Argument Environment variable
host DATABRICKS_HOST
token DATABRICKS_TOKEN
username DATABRICKS_USERNAME
password DATABRICKS_PASSWORD
account_id DATABRICKS_ACCOUNT_ID
config_file DATABRICKS_CONFIG_FILE
profile DATABRICKS_CONFIG_PROFILE
azure_client_secret ARM_CLIENT_SECRET
azure_client_id ARM_CLIENT_ID
azure_tenant_id ARM_TENANT_ID
azure_use_msi ARM_USE_MSI
azure_environment ARM_ENVIRONMENT
debug_truncate_bytes DATABRICKS_DEBUG_TRUNCATE_BYTES
debug_headers DATABRICKS_DEBUG_HEADERS
rate_limit DATABRICKS_RATE_LIMIT

Empty provider block

For example, with the following zero-argument configuration:

provider "databricks" {}
  1. Provider will check all the supported environment variables and set values of relevant arguments.
  2. In case any conflicting arguments are present, the plan will end with an error.
  3. Will check for the presence of host + token pair, continue trying otherwise.
  4. Will check for host + username + password presence, continue trying otherwise.
  5. Will check for Azure workspace ID, azure_client_secret + azure_client_id + azure_tenant_id presence, continue trying otherwise.
  6. Will check for availability of Azure MSI, if enabled via azure_use_msi, continue trying otherwise.
  7. Will check for Azure workspace ID presence, and if AZ CLI returns an access token, continue trying otherwise.
  8. Will check for the ~/.databrickscfg file in the home directory, will fail otherwise.
  9. Will check for profile presence and try picking from that file will fail otherwise.
  10. Will check for host and token or username+password combination, will fail if nothing of these exist.

Data resources and Authentication is not configured errors

In Terraform 0.13 and later, data resources have the same dependency resolution behavior as defined for managed resources. Most data resources make an API call to a workspace. If a workspace doesn't exist yet, authentication is not configured for provider error is raised. To work around this issue and guarantee a proper lazy authentication with data resources, you should add depends_on = [azurerm_databricks_workspace.this] or depends_on = [databricks_mws_workspaces.this] to the body. This issue doesn't occur if workspace is created in one module and resources within the workspace are created in another. We do not recommend using Terraform 0.12 and earlier, if your usage involves data resources.

Multiple Provider Configurations

The most common reason for technical difficulties might be related to missing alias attribute in provider "databricks" {} blocks or provider attribute in resource "databricks_..." {} blocks, when using multiple provider configurations. Please make sure to read alias: Multiple Provider Configurations documentation article.

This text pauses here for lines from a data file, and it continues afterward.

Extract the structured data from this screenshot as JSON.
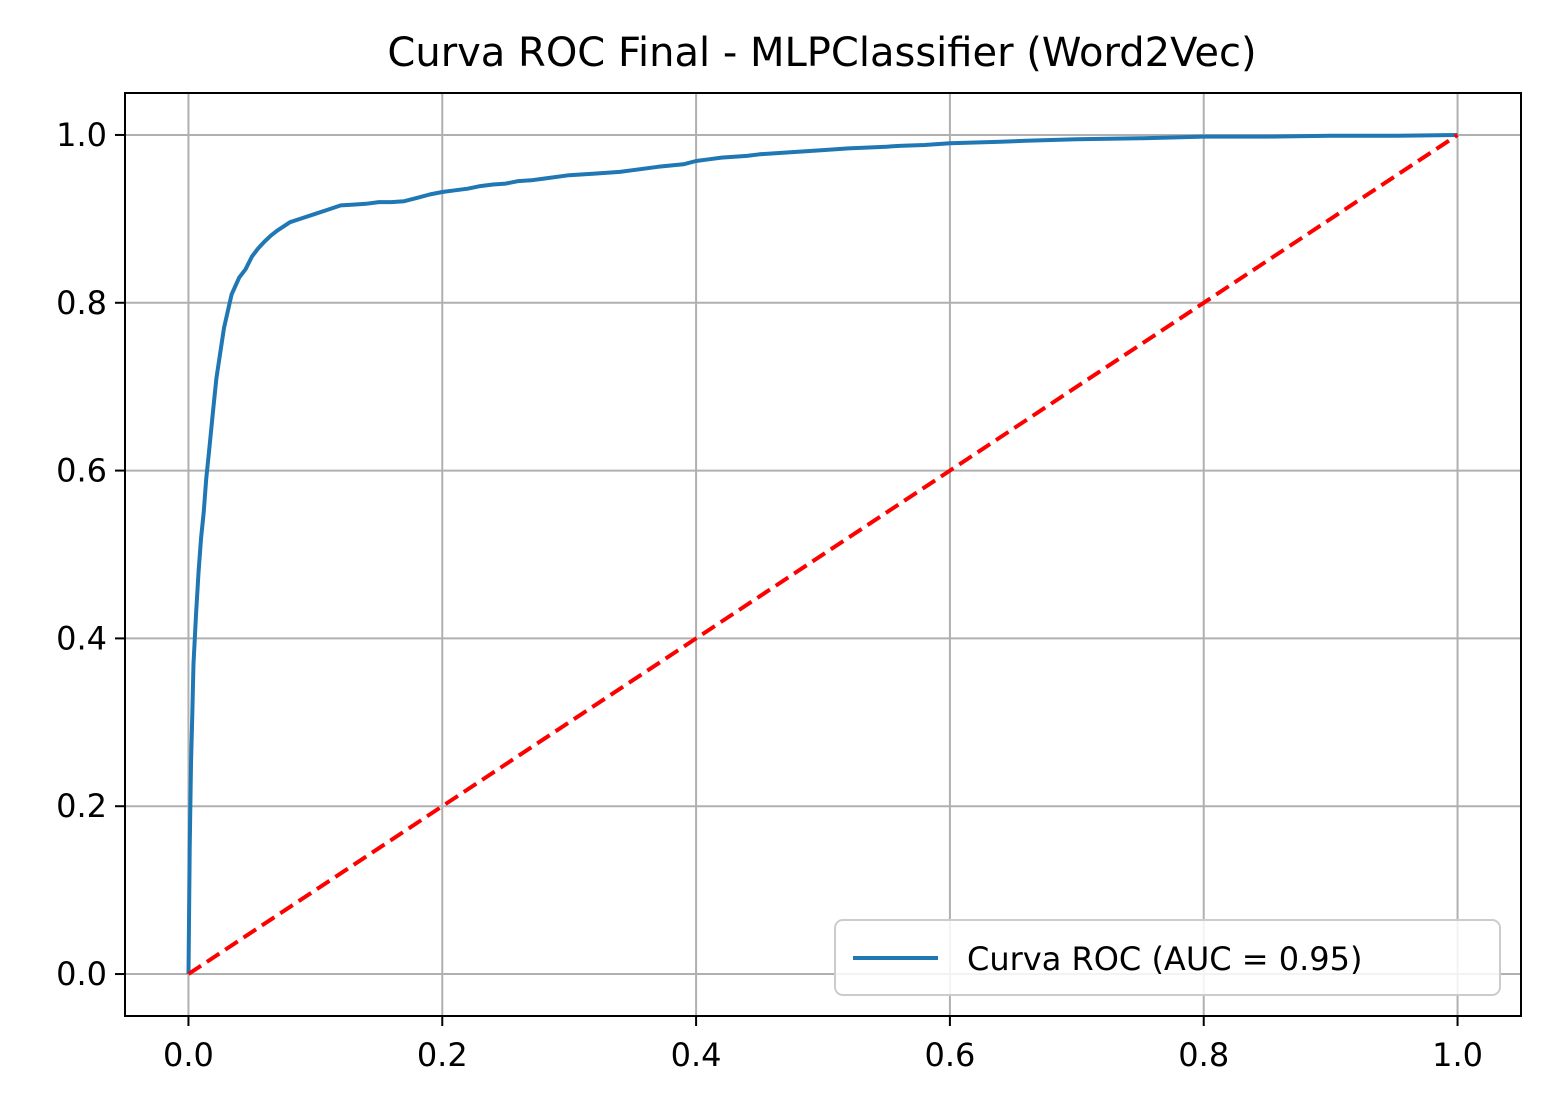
{
  "chart_data": {
    "type": "line",
    "title": "Curva ROC Final - MLPClassifier (Word2Vec)",
    "xlabel": "",
    "ylabel": "",
    "xlim": [
      -0.05,
      1.05
    ],
    "ylim": [
      -0.05,
      1.05
    ],
    "xticks": [
      0.0,
      0.2,
      0.4,
      0.6,
      0.8,
      1.0
    ],
    "yticks": [
      0.0,
      0.2,
      0.4,
      0.6,
      0.8,
      1.0
    ],
    "xtick_labels": [
      "0.0",
      "0.2",
      "0.4",
      "0.6",
      "0.8",
      "1.0"
    ],
    "ytick_labels": [
      "0.0",
      "0.2",
      "0.4",
      "0.6",
      "0.8",
      "1.0"
    ],
    "grid": true,
    "legend_position": "lower-right",
    "series": [
      {
        "name": "Curva ROC (AUC = 0.95)",
        "color": "#1f77b4",
        "style": "solid",
        "x": [
          0.0,
          0.001,
          0.002,
          0.003,
          0.004,
          0.006,
          0.008,
          0.01,
          0.012,
          0.014,
          0.016,
          0.018,
          0.02,
          0.022,
          0.025,
          0.028,
          0.031,
          0.034,
          0.037,
          0.04,
          0.045,
          0.05,
          0.055,
          0.06,
          0.065,
          0.07,
          0.075,
          0.08,
          0.09,
          0.1,
          0.11,
          0.12,
          0.13,
          0.14,
          0.15,
          0.16,
          0.17,
          0.18,
          0.19,
          0.2,
          0.21,
          0.22,
          0.23,
          0.24,
          0.25,
          0.26,
          0.27,
          0.28,
          0.3,
          0.32,
          0.34,
          0.35,
          0.37,
          0.39,
          0.4,
          0.41,
          0.42,
          0.44,
          0.45,
          0.47,
          0.5,
          0.52,
          0.55,
          0.56,
          0.58,
          0.6,
          0.62,
          0.64,
          0.66,
          0.7,
          0.75,
          0.8,
          0.85,
          0.9,
          0.95,
          1.0
        ],
        "y": [
          0.0,
          0.15,
          0.25,
          0.31,
          0.37,
          0.43,
          0.48,
          0.52,
          0.55,
          0.59,
          0.62,
          0.65,
          0.68,
          0.71,
          0.74,
          0.77,
          0.79,
          0.81,
          0.82,
          0.83,
          0.84,
          0.855,
          0.865,
          0.873,
          0.88,
          0.886,
          0.891,
          0.896,
          0.901,
          0.906,
          0.911,
          0.916,
          0.917,
          0.918,
          0.92,
          0.92,
          0.921,
          0.925,
          0.929,
          0.932,
          0.934,
          0.936,
          0.939,
          0.941,
          0.942,
          0.945,
          0.946,
          0.948,
          0.952,
          0.954,
          0.956,
          0.958,
          0.962,
          0.965,
          0.969,
          0.971,
          0.973,
          0.975,
          0.977,
          0.979,
          0.982,
          0.984,
          0.986,
          0.987,
          0.988,
          0.99,
          0.991,
          0.992,
          0.993,
          0.995,
          0.996,
          0.998,
          0.998,
          0.999,
          0.999,
          1.0
        ]
      },
      {
        "name": "",
        "color": "#ff0000",
        "style": "dashed",
        "x": [
          0.0,
          1.0
        ],
        "y": [
          0.0,
          1.0
        ]
      }
    ]
  }
}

Error while installing: registry does not have a provider

Error while installing hashicorp/databricks: provider registry
registry.terraform.io does not have a provider named
registry.terraform.io/hashicorp/databricks

If you notice below error, it might be due to the fact that required_providers block is not defined in every module, that uses Databricks Terraform Provider. Create versions.tf file with the following contents:

# versions.tf
terraform {
  required_providers {
    databricks = {
      source = "databrickslabs/databricks"
      version = "0.3.9"
    }
  }
}

... and copy the file in every module in your codebase. Our recommendation is to skip version field for versions.tf file on module level, and keep it only on environment level.

├── environments
│   ├── sandbox
│   │   ├── README.md
│   │   ├── main.tf
│   │   └── versions.tf
│   └── production
│       ├── README.md
│       ├── main.tf
│       └── versions.tf
└── modules
    ├── first-module
    │   ├── ...
    │   └── versions.tf
    └── second-module
        ├── ...
        └── versions.tf

Project Support

Important: Projects in the databrickslabs GitHub account, including the Databricks Terraform Provider, are not formally supported by Databricks. They are maintained by Databricks Field teams and provided as-is. There is no service level agreement (SLA). Databricks makes no guarantees of any kind. If you discover an issue with the provider, please file a GitHub Issue on the repo, and it will be reviewed by project maintainers as time permits.